Comes with a single PCIe 3.0 x16 link on die, good for 16Gbyte/s.

This is the area where Intel is just killing it with their E5 chips, along with being able to write directly to the L3 from I/O. (I have no idea if AMD does this.)

The E5 is so good that it lets you do entirely different architectures from what came before it. Total game changer.

nly · on Jan 22, 2014

> The E5 is so good that it lets you do entirely different architectures from what came before it.

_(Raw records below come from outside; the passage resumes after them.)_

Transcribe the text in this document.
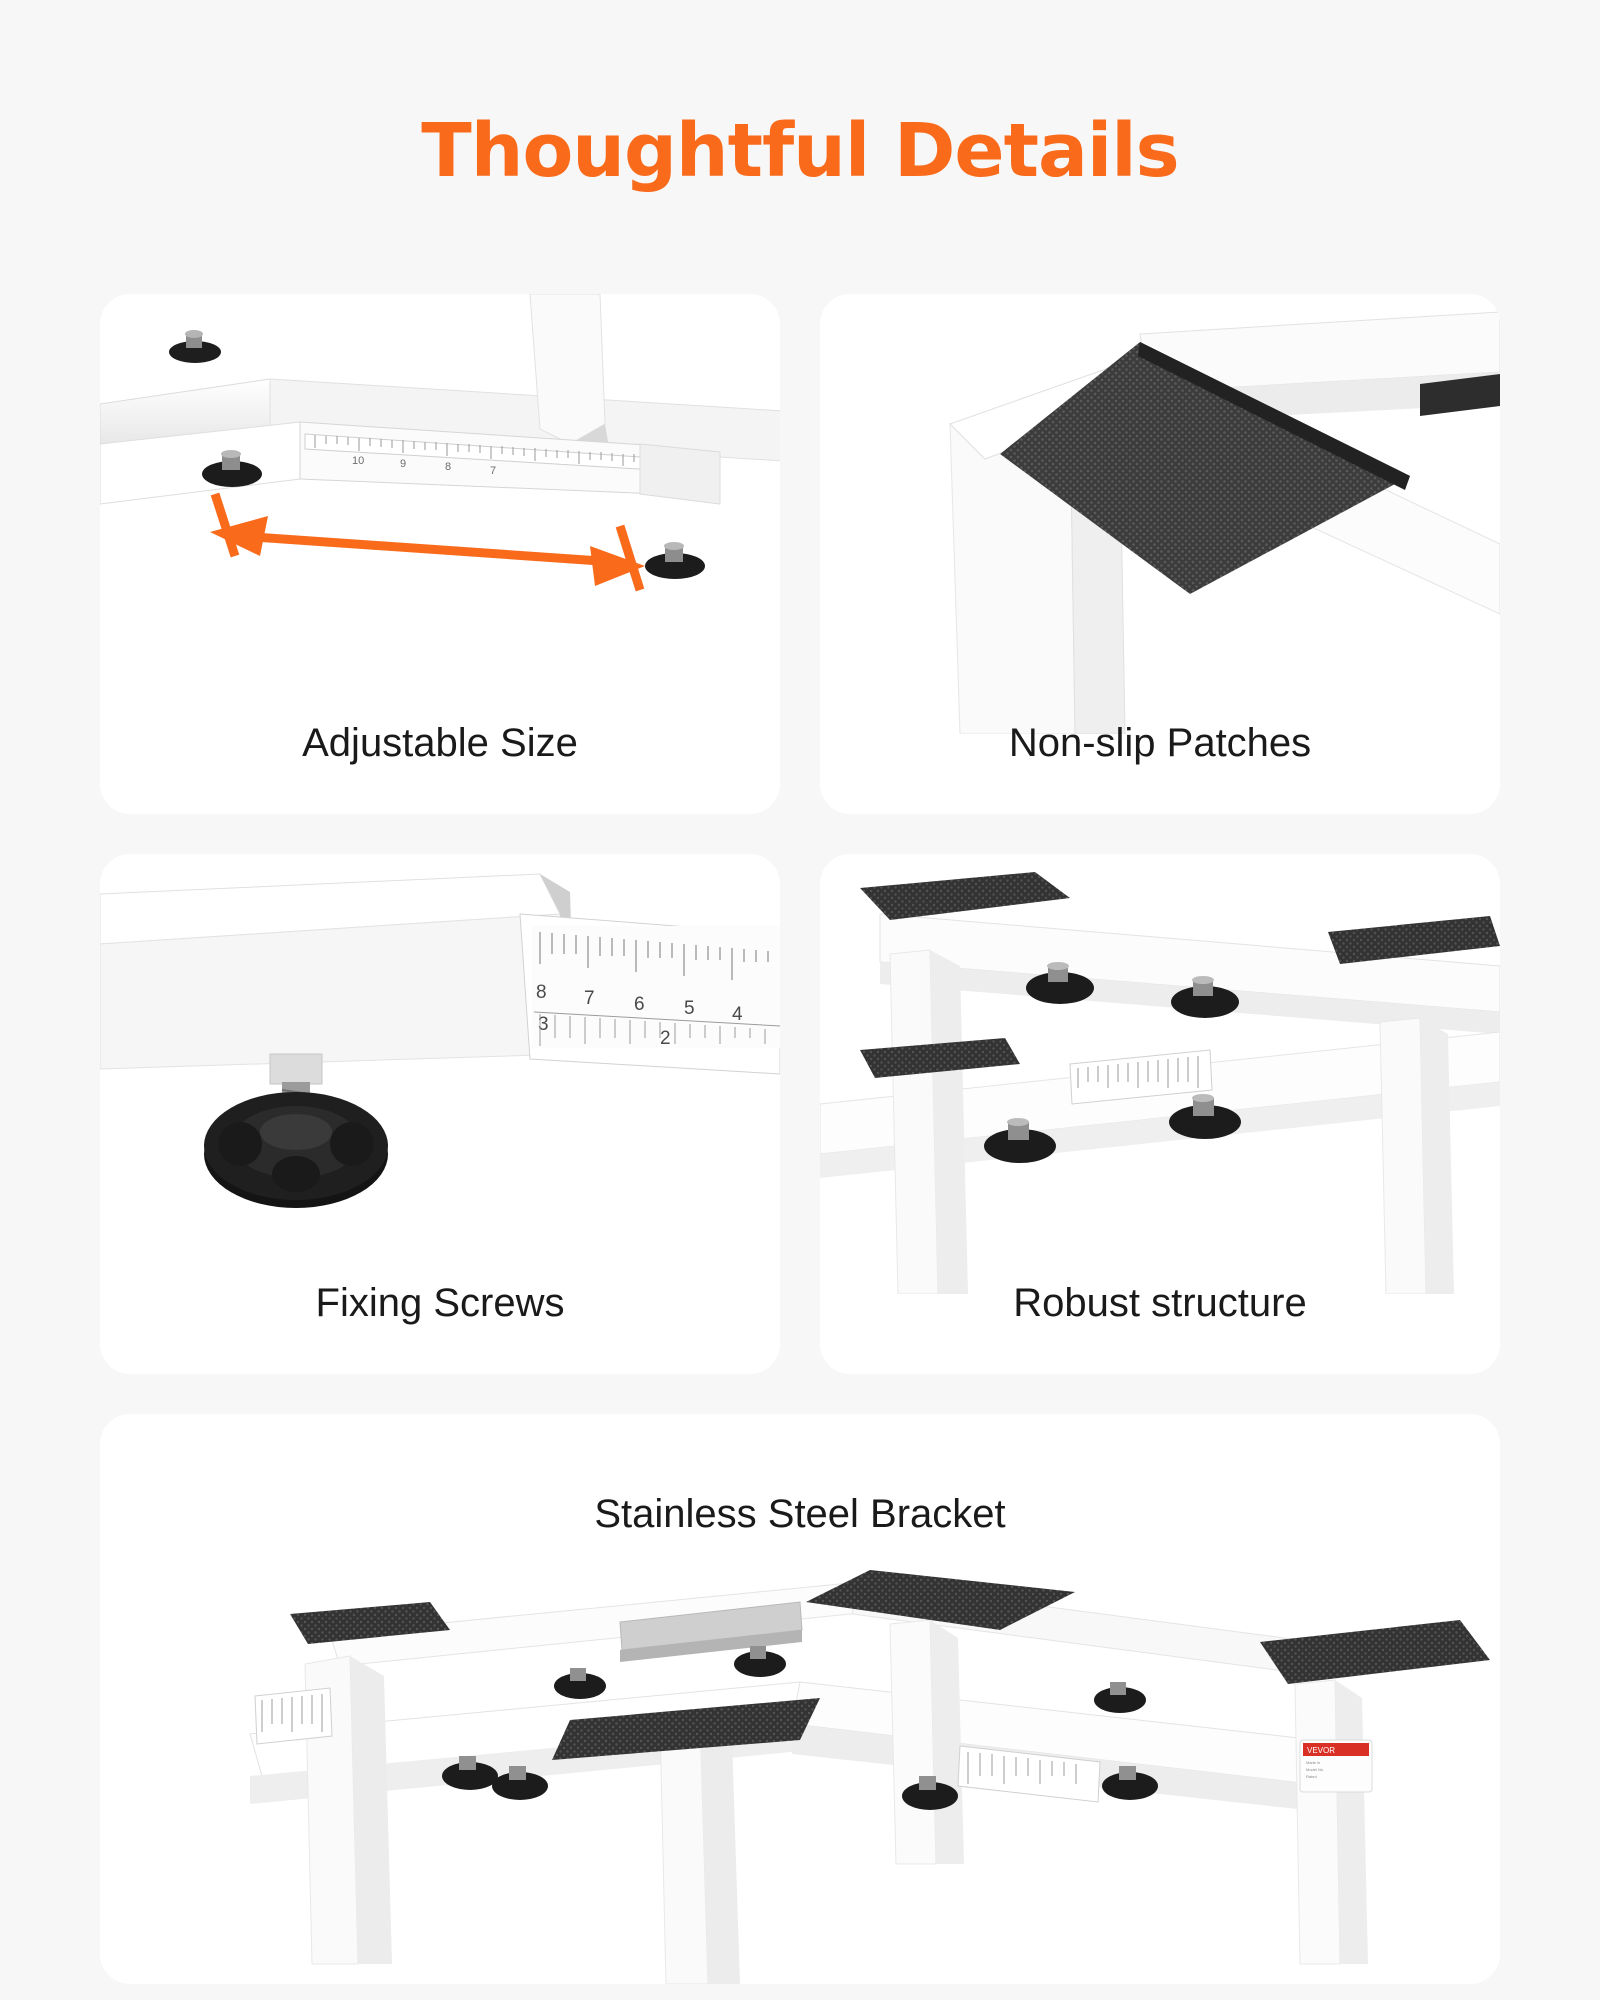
Thoughtful Details
10	9	8	7
Adjustable Size	Non-slip Patches
8 7 6 5 4
3
2
Fixing Screws	Robust structure
Stainless Steel Bracket
VEVOR
Made in
Model No.
Rated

As an example: Luke Gorrie is one such person who is actively talking about doing so by talking directly to Ethernet controllers via DMA from user space. Here he is in a 30 minute talk about exploiting 512 Gbit/s of PCIe in his project called Snabb Switch. He's even written a 10 Gbit/s Intel Ethernet driver in Lua. The idea, as far as I can tell, is you can turn a common Xeon server in to a very low latency, zero-copy, multi-gigabit, software defined, layer 2 network appliance.

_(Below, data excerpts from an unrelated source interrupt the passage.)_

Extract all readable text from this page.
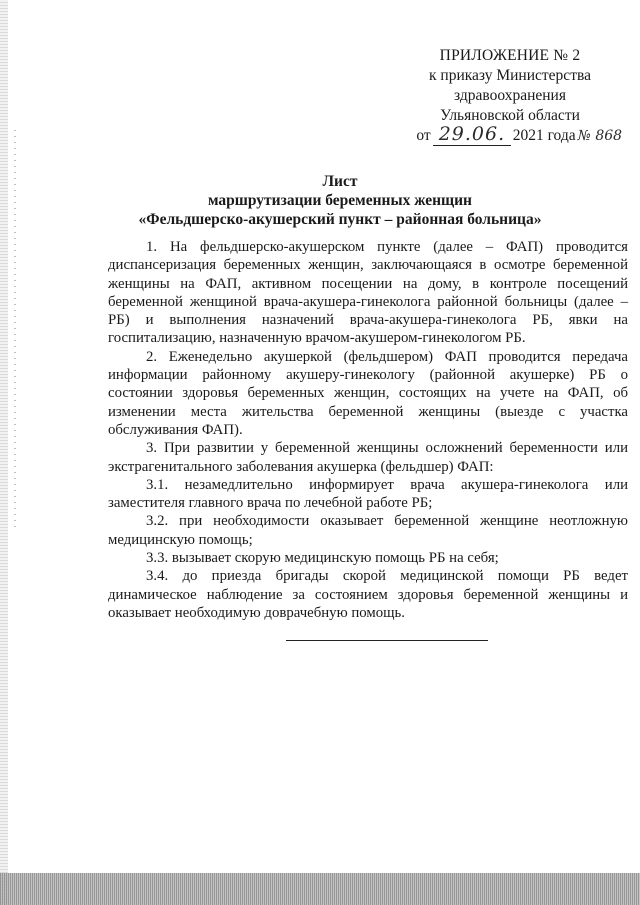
ПРИЛОЖЕНИЕ № 2
к приказу Министерства
здравоохранения
Ульяновской области
от 29.06. 2021 года № 868
Лист
маршрутизации беременных женщин
«Фельдшерско-акушерский пункт – районная больница»

1. На фельдшерско-акушерском пункте (далее – ФАП) проводится диспансеризация беременных женщин, заключающаяся в осмотре беременной женщины на ФАП, активном посещении на дому, в контроле посещений беременной женщиной врача-акушера-гинеколога районной больницы (далее – РБ) и выполнения назначений врача-акушера-гинеколога РБ, явки на госпитализацию, назначенную врачом-акушером-гинекологом РБ.

2. Еженедельно акушеркой (фельдшером) ФАП проводится передача информации районному акушеру-гинекологу (районной акушерке) РБ о состоянии здоровья беременных женщин, состоящих на учете на ФАП, об изменении места жительства беременной женщины (выезде с участка обслуживания ФАП).

3. При развитии у беременной женщины осложнений беременности или экстрагенитального заболевания акушерка (фельдшер) ФАП:

3.1. незамедлительно информирует врача акушера-гинеколога или заместителя главного врача по лечебной работе РБ;

3.2. при необходимости оказывает беременной женщине неотложную медицинскую помощь;

3.3. вызывает скорую медицинскую помощь РБ на себя;

3.4. до приезда бригады скорой медицинской помощи РБ ведет динамическое наблюдение за состоянием здоровья беременной женщины и оказывает необходимую доврачебную помощь.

https://cast.switch.ch/vod/clips/26uo9i576i/

https://github.com/SnabbCo/snabbswitch/wiki

rektide · on Jan 22, 2014

Intel seems stuck at 2P and HT still has massively lower latency but 80 GByte/s worth of PCIe lanes is huge. As big as main-memory throughput huge! Hence DDIO, which you reference, which allows IO to write to cache and skip the historic data-path it used to take through main memory. AFAIK AMD doesn't have anything equivalent. And they only have 16 lanes on chip: the rest come out of io-hubs.

I'd love to see someone actually try and use all that Intel PCIe IO and report on how utilized those pipes can get. Perhaps someone wants to send the PacketShader people a box loaded with GPUs? That'd be great, thanks!

http://shader.kaist.edu/packetshader/

erichocean · on Jan 22, 2014

Cool project! I wonder if you'd get similar perf from CPUs if you could used Intel's ISPC compiler[0] with the same GPU algorithms. I've found that GPU algorithms also perform substantially better on plain old CPUs, IMO because they use memory bandwidth more effectively.

I too would like to see how far those PCI Express busses can be pushed. :)

BTW We're adopting Intel's DPDK[1] approach to get massive packet processing performance on a single machine. So far we're liking it, but we'll see as it's not in production yet.

[0] http://ispc.github.io/ [1] http://www.intel.com/content/www/us/en/intelligent-systems/i...

manoDev · on Jan 22, 2014

I don't follow hardware too closely, but I'm under the impression the new processors have ridiculously complicated architectures now. Integrated graphics on die, PCI bridges, write-through cache... I remember back in the day it was Processor / Northbridge / Southbridge. Is it still the case? In which direction are they going? System-on-a-chip?